Catarina Martins, que culminou uma tarde de campanha no distrito de Santarém com um jantar em Salvaterra de Magos, disse à centena de meia de pessoas que a foram ouvir que o debate que colocou frente a frente o atual primeiro-ministro e líder da coligação Portugal à Frente e o secretário-geral do PS teve “a grande vantagem” de mostrar “qual é a estratégia da direita” na campanha para as eleições legislativas de 4 de outubro.

A dirigente bloquista referiu o facto de Pedro Passos Coelho ter usado “várias vezes” a palavra “mistificação”, acusando a coligação de “tentar rescrever tudo” o que fez no poder.

“Pedro Passos Coelho trouxe até uma novidade ao debate, um novo mito urbano, disse que não tem nada a ver com a ‘troika’, que reuniu ligeiramente uma horita, com a ‘troika’ e portanto não tem nada a ver com o que aconteceu. Isto, se as eleições continuarem, daqui a um mês Passos Coelho ainda diz que foi ele que foi ao Tribunal Constitucional para travar os cortes nos salários e nas pensões. A rescrita do passado não pode enganar quem vive neste país.”

Para Catarina Martins, foi “sintomático que um debate entre António Costa e Passos Coelho tenha sido sobretudo sobre o passado e muito pouco sobre o futuro”.

Dirigindo a crítica ao líder socialista, a dirigente do BE lamentou que António Costa peça confiança aos portugueses “porque vai mudar”, mas não tenha “coragem” de “dizer o que é que realmente vai mudar” para merecer essa confiança.

Para Catarina Martins, é também “muito pouco” a afirmação de Costa de que “talvez haja uma austeridade de conta-gotas, com uma ligeira reposição da sobretaxa de forma faseada e quiçá ligeiramente diferente da da direita”.
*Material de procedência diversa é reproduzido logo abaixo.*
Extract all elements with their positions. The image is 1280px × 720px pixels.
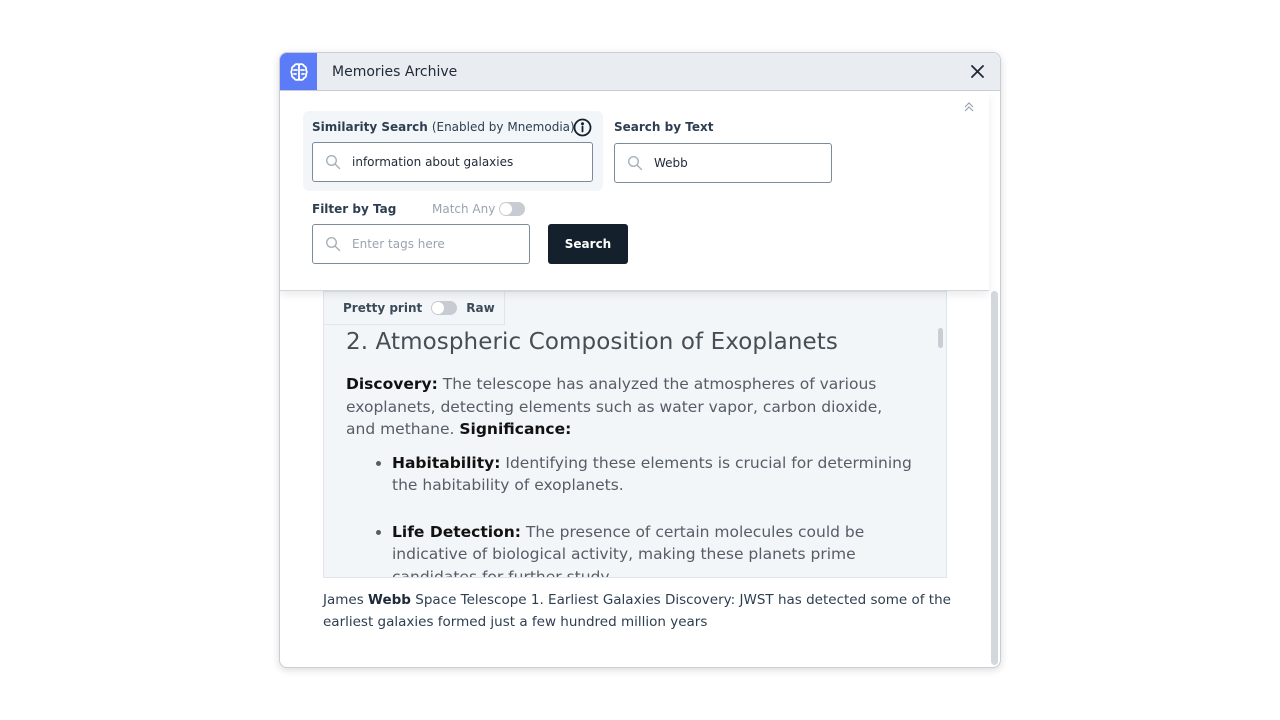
brain-icon <box>280 53 317 90</box>
chevron-double-up-icon <box>964 102 974 112</box>
pretty-print-label: Pretty print <box>343 301 423 315</box>
snippet-text: Space Telescope 1. Earliest Galaxies Dis… <box>323 592 951 630</box>
search-panel: Similarity Search (Enabled by Mnemodia) … <box>280 92 989 291</box>
list-item: Life Detection: The presence of certain … <box>392 521 916 578</box>
info-icon[interactable] <box>573 118 592 137</box>
result-content: 2. Atmospheric Composition of Exoplanets… <box>346 325 916 578</box>
search-by-text-label: Search by Text <box>614 120 714 134</box>
window-title: Memories Archive <box>332 63 458 80</box>
result-card: Pretty print Raw 2. Atmospheric Composit… <box>323 291 947 578</box>
raw-label: Raw <box>466 301 495 315</box>
similarity-label: Similarity Search <box>312 120 428 134</box>
discovery-label: Discovery: <box>346 375 438 393</box>
list-item: Habitability: Identifying these elements… <box>392 452 916 497</box>
result-snippet: James Webb Space Telescope 1. Earliest G… <box>323 589 953 633</box>
close-icon <box>970 64 984 78</box>
main-scrollbar[interactable] <box>991 291 998 665</box>
snippet-text: James <box>323 592 369 608</box>
similarity-search-input[interactable]: information about galaxies <box>312 142 593 182</box>
tag-filter-input[interactable]: Enter tags here <box>312 224 530 264</box>
match-any-toggle[interactable] <box>499 202 526 216</box>
significance-list: Habitability: Identifying these elements… <box>392 452 916 578</box>
collapse-panel-button[interactable] <box>963 98 977 112</box>
match-any-label: Match Any <box>432 202 496 216</box>
similarity-search-value: information about galaxies <box>352 155 514 169</box>
view-mode-toggle-group: Pretty print Raw <box>324 292 505 325</box>
search-icon <box>325 154 341 170</box>
text-search-value: Webb <box>654 156 688 170</box>
bullet-label: Habitability: <box>392 453 501 472</box>
match-any-control: Match Any <box>432 202 526 216</box>
result-heading: 2. Atmospheric Composition of Exoplanets <box>346 329 838 355</box>
text-search-input[interactable]: Webb <box>614 143 832 183</box>
similarity-search-box: Similarity Search (Enabled by Mnemodia) … <box>303 111 603 191</box>
search-icon <box>325 236 341 252</box>
search-icon <box>627 155 643 171</box>
close-button[interactable] <box>968 62 986 80</box>
bullet-label: Life Detection: <box>392 522 521 541</box>
memories-archive-window: Memories Archive Pretty print Raw 2. Atm… <box>279 52 1001 668</box>
search-button[interactable]: Search <box>548 224 628 264</box>
snippet-highlight: Webb <box>368 592 411 608</box>
similarity-sublabel: (Enabled by Mnemodia) <box>431 120 575 134</box>
similarity-search-label: Similarity Search (Enabled by Mnemodia) <box>312 120 575 134</box>
significance-label: Significance: <box>459 420 572 438</box>
pretty-raw-toggle[interactable] <box>431 301 458 315</box>
discovery-paragraph: Discovery: The telescope has analyzed th… <box>346 373 916 441</box>
title-bar: Memories Archive <box>280 53 1000 91</box>
result-scrollbar[interactable] <box>938 328 943 348</box>
filter-by-tag-label: Filter by Tag <box>312 202 397 216</box>
tag-filter-placeholder: Enter tags here <box>352 237 445 251</box>
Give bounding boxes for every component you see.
“Para haver confiança é preciso dizer ao que se vem e para se prometer que se vai mudar é preciso dizer o que é que se vai mudar. Prometer que vai ficar diferente fazendo tudo na mesma o que foi feito até agora é um cheque em branco que ninguém neste país se pode dar ao luxo de dar depois de tantos anos de crise e depois de uma alternância que mentiu tantas vezes e que tantas vezes desacreditou a confiança que foi entregue por cada pessoa que votou”, declarou.

A intervenção de Catarina Martins aconteceu no único concelho do país em que o BE liderou uma autarquia, tendo a porta-voz do partido saudado a presença no jantar da ex-presidente da Câmara Municipal de Salvaterra de Magos, Ana Cristina Ribeiro, e dos vários autarcas que, perdido o município nas eleições de 2013, foram eleitos para vários órgãos autárquicos.

A dirigente bloquista assegurou que o seu partido recusa o discurso do “medo do papão” propalado pela direita e que prefere “encarar de frente os problemas”, citando os números que no seu entender marcaram os quatro anos do Governo PSD/CDS-PP, como o aumento da dívida pública em 1,5 milhões de euros a cada hora que passou, a destruição de 200 postos de trabalho em cada dia, a saída do país de 10.000 pessoas em cada mês, para afirmar a determinação do BE em “resgatar aqui” as condições de vida, emprego e salário que permitam ao país ter futuro.